Since last summer’s bombshell leaks by Edward Snowden about the reach of intelligence agency surveillance, DeGraw said companies are “thinking more than ever about where and how data is being stored.”
The Snowden impact
Dennedy, who oversees McAfee’s data privacy policies and practices, described the company’s efforts to incorporate privacy protections earlier than ever—in the very design and engineering of its products. She also criticized Snowden for sharing too much information and exposing too many people to undue risk.
But Colin Bennett, a political science professor at the University of Victoria in British Columbia, said Snowden accelerated overdue reforms in privacy legislation. Bennett writes extensively about the increasing levels of surveillance in modern life and attitudes towards this trend.

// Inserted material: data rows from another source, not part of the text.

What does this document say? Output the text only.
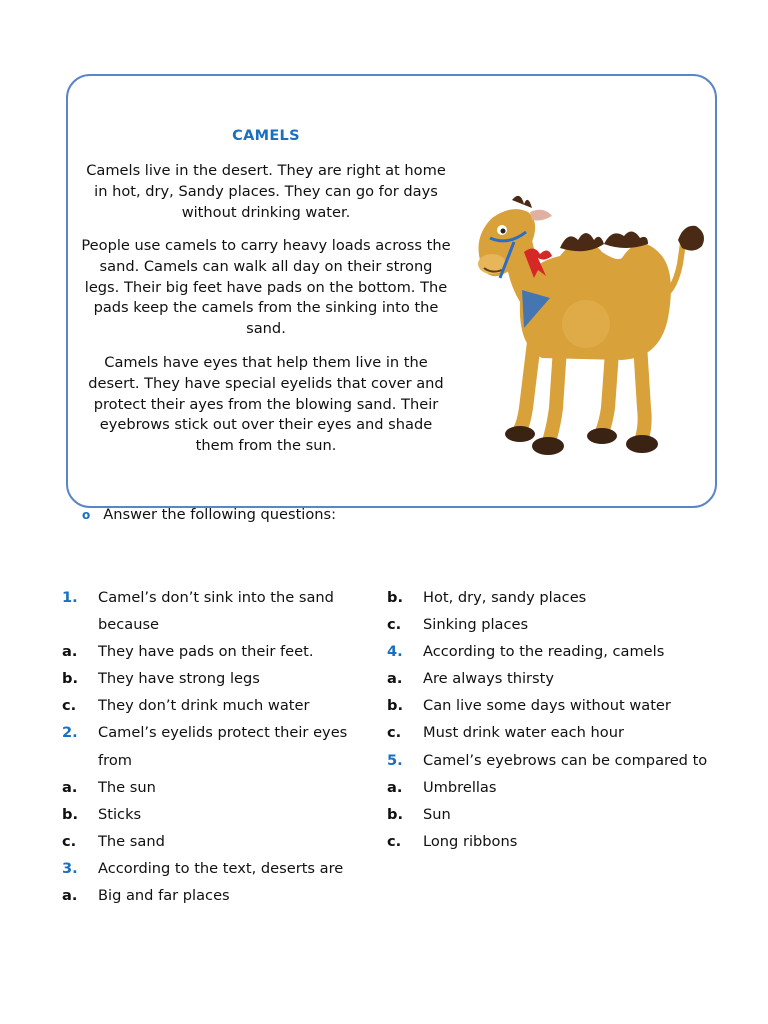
CAMELS

Camels live in the desert. They are right at home in hot, dry, Sandy places. They can go for days without drinking water.

People use camels to carry heavy loads across the sand. Camels can walk all day on their strong legs. Their big feet have pads on the bottom. The pads keep the camels from the sinking into the sand.

Camels have eyes that help them live in the desert. They have special eyelids that cover and protect their ayes from the blowing sand. Their eyebrows stick out over their eyes and shade them from the sun.

o Answer the following questions:
1. Camel’s don’t sink into the sand because
a. They have pads on their feet.
b. They have strong legs
c. They don’t drink much water
2. Camel’s eyelids protect their eyes from
a. The sun
b. Sticks
c. The sand
3. According to the text, deserts are
a. Big and far places
b. Hot, dry, sandy places
c. Sinking places
4. According to the reading, camels
a. Are always thirsty
b. Can live some days without water
c. Must drink water each hour
5. Camel’s eyebrows can be compared to
a. Umbrellas
b. Sun
c. Long ribbons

“For as long as I can remember, lawyers, technology experts, political scientists, and others have heard that what the privacy reform movement needs is a Chernobyl,” he said. “Whatever you think of Snowden, his revelations provided unequivocally the most important development in privacy protection in decades. They exposed practices that have been arrogant and egregious in their reach, and we have Snowden to thank for that.”
Danilo Doneda, a law professor at Fundação Getúlio Vargas in Rio de Janeiro and a member of Brazil’s Ministry of Justice Committee on Electronic Commerce, marveled at his government’s response to the push for greater privacy protections worldwide.
“Brazilians’ reactions were among the strongest in the world, but my country’s focus is more on protection of the state rather than protection of citizens,” he said. According to Doneda, Brazil is shaping privacy legislation based on the European system of data protection laws because its consumer protection statutes, copied from the U.S., “aren’t enough to protect our citizens.”
Canada passed sweeping data protection legislation in the late 1990s, and Bennett noted that its privacy laws are overseen by commissioners with strong educational and enforcement power. “If you have a privacy problem in Canada, you know where to go to,” he said. “But a Canadian organization that outsources data processing is responsible for ensuring that the company abides by Canadian law, and that creates a complicated, messy series of instruments.”
The panelists agreed that as technology advances create an increasingly globalized world, international privacy standards will be essential. “There will be reform,” Hoofnagle said. “The question is just how radical it will be.”